October passing by
I’m sorry for the long silence. I really have no excuse, now that I’m unemployed. I just didn’t know what to write about.
I know most people in the world look forward to that day when they will no longer have to earn a living, and can live quietly in retirement, doing those things they always wanted to do. It is nice to not have to rush off to a job every morning – especially on those mornings when I’m not feeling well. But my days are long and slow, and it can actually get a little boring. If I could only walk and get out of the house easily! Of course, if I could walk and get out of the house easily, I probably wouldn’t now be unemployed. Catch-22.

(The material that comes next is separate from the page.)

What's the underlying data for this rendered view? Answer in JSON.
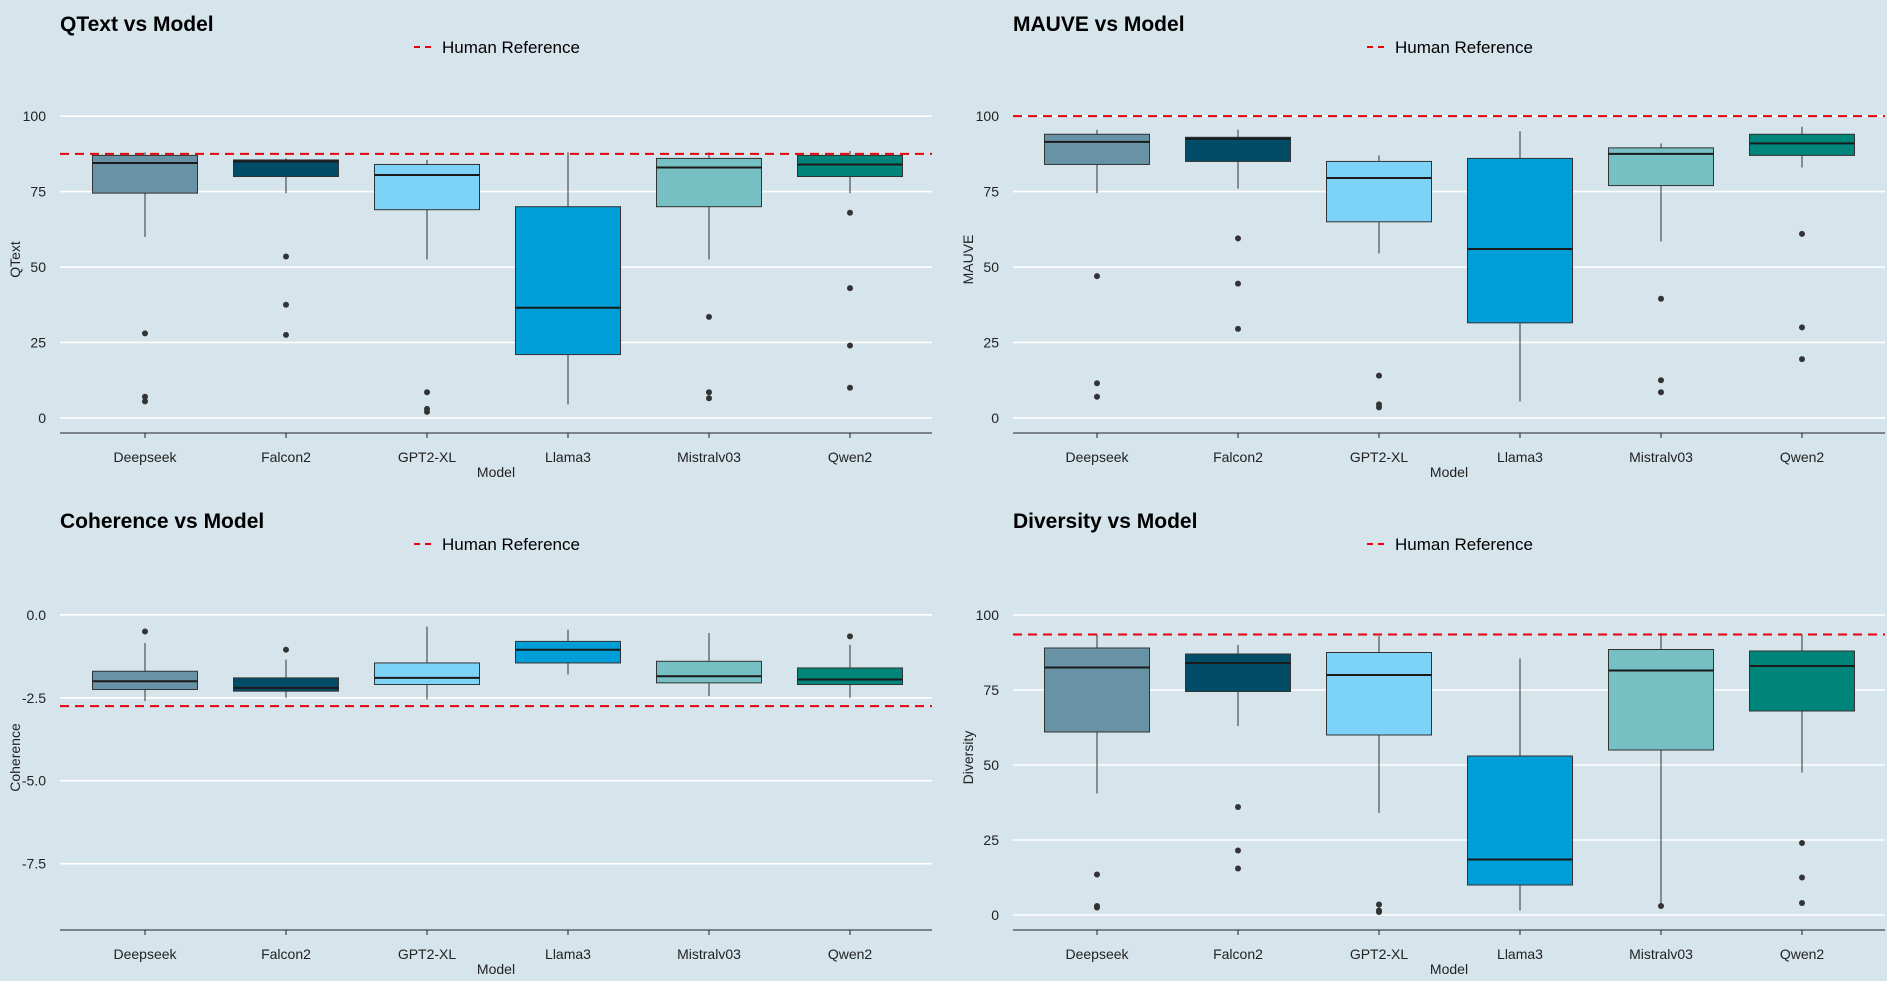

I’m enjoying my meals, though. I’d almost forgotten how to do that. I used to always eat breakfast and lunch in rush, hunched over my computer, going through emails or to-do lists or tasks or what-have-you. Now, meals have become a big part of my day. I anticipate them. Stopping whatever I’m doing. Sitting down. Maybe reading or watching something online while I eat. A big pause.
The other thing I’m having to get used to is not multi-tasking. I’m very good at doing many things at once. But if I do that now, I run out of things to do by noon. So now I do one thing at a time, and I focus on it. Intently. Which can drive me crazy, but I’m learning to appreciate it.
I have another scan coming up next week. Two months since the last one, and we’ll try to gauge how things are progressing. The tumor marker from my latest labs was up again a little, which is very distressing. But it’s still within the normal range, so (as a friend frequently reminds me) no need to pick out the funeral flowers just yet.
And I think . . . I think . . . that walking is starting to get a little easier. I’m spending more time every day on one crutch, and it’s not hurting. I am starting to feel optimistic about this. Maybe I really will walk again one day.